An update to a blog I wrote back in 2011 titled “Two Thousand Models – And Counting!”
It’s been two years since I last checked, so I just queried my laptop to see how many model files I currently have. Not surprising, at least to me, the count is now 6,103. That is SIX THOUSAND different optimization-mathematical programming-prescriptive analytics models, or however you prefer to classify any model designed to solve a business problem by maximizing or minimizing some criteria.
The list of models span many industries: agriculture, banking, cement, chemicals, consumer products, defense, education, energy, food & beverage, forest products, healthcare, logistics, general manufacturing, mining, oil & gas, retail, steel, telecom and many others.
Ok, I admit that many are derivative models, or models based on prior models. The number of truly unique models is much fewer – maybe only a thousand, give or take a few hundred. Still, a derivative model doesn’t mean just a copy or “throw away” never to be used again. That would completely minimize their importance and disregard the time and effort spent on each one.

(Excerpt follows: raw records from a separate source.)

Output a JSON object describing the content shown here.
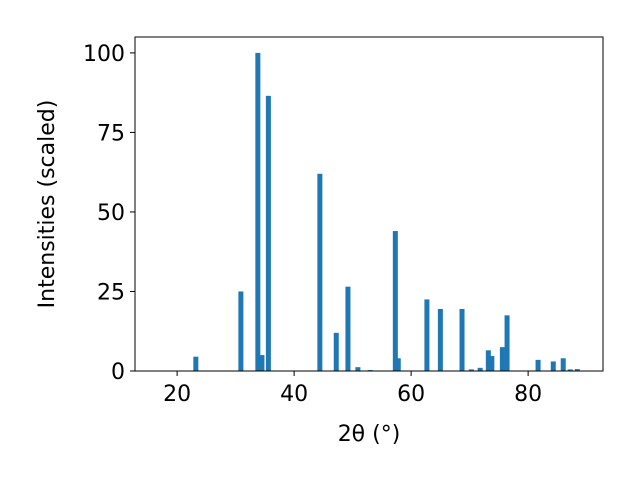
{
  "chart_data": {
    "type": "bar",
    "x": [
      23.2,
      30.9,
      33.8,
      34.5,
      35.6,
      44.4,
      47.2,
      49.2,
      50.9,
      53.0,
      57.3,
      57.8,
      62.7,
      65.0,
      68.7,
      70.3,
      71.8,
      73.2,
      73.8,
      75.6,
      76.4,
      81.7,
      84.3,
      86.0,
      87.2,
      88.4
    ],
    "values": [
      4.5,
      25,
      100,
      5,
      86.5,
      62,
      12,
      26.5,
      1.2,
      0.3,
      44,
      4,
      22.5,
      19.5,
      19.5,
      0.5,
      1,
      6.5,
      4.7,
      7.5,
      17.5,
      3.5,
      3,
      4,
      0.5,
      0.6
    ],
    "color": "#1f77b4",
    "xlabel": "2θ (°)",
    "ylabel": "Intensities (scaled)",
    "xlim": [
      12.8,
      92.8
    ],
    "xticks": [
      20,
      40,
      60,
      80
    ],
    "ylim": [
      0,
      105
    ],
    "yticks": [
      0,
      25,
      50,
      75,
      100
    ],
    "grid": false
  }
}
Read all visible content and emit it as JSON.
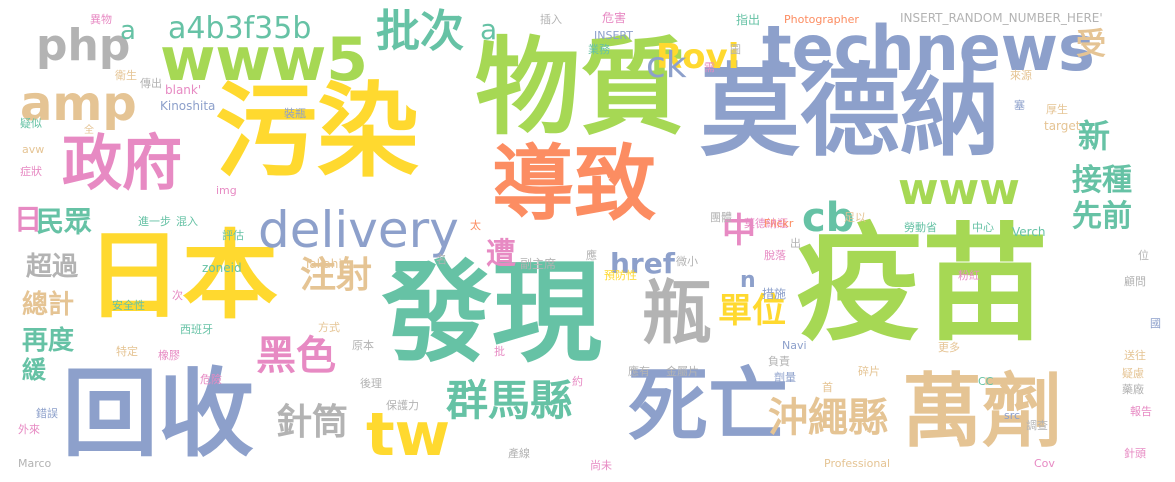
{
  "words": {
    "w1": "疫苗",
    "w2": "物質",
    "w3": "莫德納",
    "w4": "污染",
    "w5": "發現",
    "w6": "日本",
    "w7": "回收",
    "w8": "導致",
    "w9": "死亡",
    "w10": "萬劑",
    "w11": "technews",
    "w12": "www5",
    "w13": "delivery",
    "w14": "政府",
    "w15": "amp",
    "w16": "php",
    "w17": "www",
    "w18": "cb",
    "w19": "tw",
    "w20": "瓶",
    "w21": "群馬縣",
    "w22": "沖繩縣",
    "w23": "黑色",
    "w24": "針筒",
    "w25": "注射",
    "w26": "a4b3f35b",
    "w27": "批次",
    "w28": "Rovi",
    "w29": "受",
    "w30": "新",
    "w31": "接種",
    "w32": "先前",
    "w33": "民眾",
    "w34": "日",
    "w35": "超過",
    "w36": "總計",
    "w37": "再度",
    "w38": "緩",
    "w39": "單位",
    "w40": "中",
    "w41": "ck",
    "w42": "a",
    "w43": "a",
    "w44": "href",
    "w45": "遭",
    "w46": "n"
  },
  "small_words": [
    "異物",
    "衛生",
    "傳出",
    "疑似",
    "症狀",
    "avw",
    "全",
    "blank'",
    "Kinoshita",
    "插入",
    "危害",
    "業務",
    "INSERT",
    "指出",
    "Photographer",
    "INSERT_RANDOM_NUMBER_HERE'",
    "需",
    "圖",
    "來源",
    "塞",
    "厚生",
    "target",
    "足以",
    "莫德納瓶",
    "團體",
    "裝瓶",
    "img",
    "評估",
    "進一步",
    "混入",
    "zoneid",
    "太",
    "Flickr",
    "中心",
    "勞動省",
    "Verch",
    "位",
    "名",
    "Takahiro",
    "副主席",
    "應",
    "微小",
    "脫落",
    "措施",
    "出",
    "預防性",
    "粉紅",
    "顧問",
    "安全性",
    "西班牙",
    "次",
    "方式",
    "原本",
    "特定",
    "橡膠",
    "批",
    "Navi",
    "更多",
    "國",
    "危險",
    "後理",
    "保護力",
    "約",
    "應有",
    "金屬片",
    "負責",
    "劑量",
    "首",
    "碎片",
    "CC",
    "送往",
    "疑慮",
    "藥廠",
    "錯誤",
    "外來",
    "Marco",
    "產線",
    "尚未",
    "Professional",
    "src",
    "調查",
    "Cov",
    "報告",
    "針頭"
  ]
}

For example, a new model is often named something like ‘2014 base plan’. Once refined and validated, it usually leads to many additional targeted, “what-if” scenario models like ‘2014 base plan with plant 5 closed’ and ‘2014 base plan with Industrial product prices +10pct’. And those models can evolve into other models, as necessary. ‘2014 base plan’ might eventually become ‘2015 base plan’, and so on.
Compared to a base model, a scenario model always requires some additional modification, whether it’s changing the actual model structure (constraints and/or variables); data (objective function, coefficients, or limits), or both. Creating a scenario often means new import and export tasks, queries, dashboards, and reports. This all takes time, effort, domain knowledge, training, and capabilities. None of this could happen without a well-designed platform and an established process.
What I’m referring to is a radically different approach to prescriptive modeling; a unique process that has proven to bring substantial value to our customers over many years. A process where a consulting partner using a small team of subject matter experts and modelers can build, analyze, and use a fully working model in just 4-5 weeks. A whole new universe of short and medium term projects is available that was not possible using prior tools (even Excel). And, it allows our partners to share models as templates so their users can easily learn/interpret and expand what others have done before.
Let me describe this another way: all 6000+ models in my possession differ only due to customization (using a drag-and-drop visual UI); configuration (using wizards); and data (using nearly any available source). For a truly solution-based approach, this is the only way it can work. Rules required to create the underlying equations must be part of the base software and not custom-coded and stored as part of each model’s definition. This is a critical point because any model, even one created years ago, can still be upgraded to the latest software version. Indeed, I have models built over 10 years ago that are still relevant and useful today!